İnsanlar tanıyorum. Aynı zamanda insanları tanıma fırsatı buluyorum. Elimden geldiğince her türlüsünü tanımaya çalışıyorum en azından. Hayatımın geri kalanında yaşanacak hayal kırıklıklarını kabul edilebilir, belki de atlatılabilir hale getirmek için yapıyorum bunu. İnsanlara değer veriyorum. Bunu yapmak zorundayım. Çünkü değer verdiğim insanlardan dolayı başıma gelecek kötü olaylara da hazırlanmalıyım hayatım boyunca. Son birkaç gündür farkettiğim şey ise şu: Hayatında büyük bir yere (en azından yeteri kadar büyük bir yere) sahip olmadığım insanlar, ihtiyaçları oldukça beni en yakınındaki insan olarak görecek; istedikleri mutluluğa sahip oldukları anda da kendisine yeni oyuncak alınmış bir çocuğun eski oyuncağına olan ilgisini yitirmesi gibi, beni bir kenara koyup hayatına onunla devam edecek. Bunun (onlar için) en acı tarafı ise; yeni oyuncağı kırıldığında eskisiyle oynamaya başlayan çocuğun hislerine benzer şekilde, o kişiler bana geri döndüğünde benden aynı samimiyeti göremeyecek olmaları. Bu belki beni de üzecek ama değer verdiğim insanın bana oyuncak muamelesi yapması kabullenebileceğim bir şey değil; hiçbir zaman da olmayacak.

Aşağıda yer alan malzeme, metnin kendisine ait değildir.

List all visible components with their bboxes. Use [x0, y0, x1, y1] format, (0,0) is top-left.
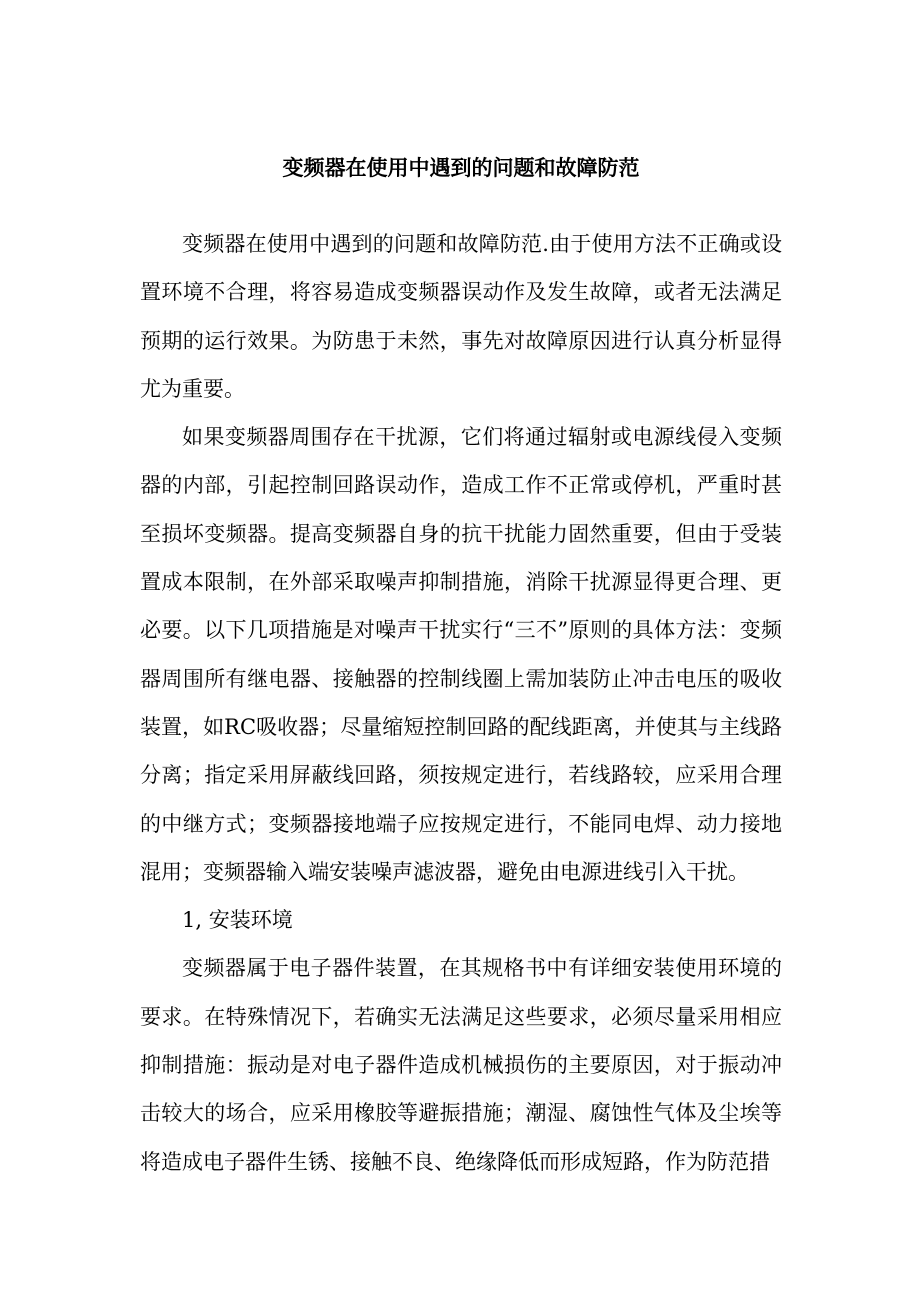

Eskiden beni dinleyen, verdiği değeri bana hissettirmeye çalışan insanların, zaman geçtikçe benden uzaklaşmasına yardımcı olmam ise engelleyemediğim bir durum. Çünkü değer verdiği insanların mutlu olması için çaba sarfeder her insan. O mutlu olduğu anda rafa kaldırılmak çok olasıdır. Bu, kabullenilebilir olmasa da anlaşılabilir. Yine de o insanın hayatında sadece bir rafta durmak, onun hayatını uzaktan, içinde olmadan izlemek can acıtır. Çünkü insanın raf ömrü bir gün bile değildir. Rafta durmadığı sürece hayat boyu var olabilir, ama rafa kaldırıldığı anda görevi sona ermiştir. Öğrenci evinde dolaba atılmış bir yemek gibi küflenecek, ve zamanı geldiğinde, karın acıktığında, faydalı olabilir hiçbir tarafı kalmayacaktır.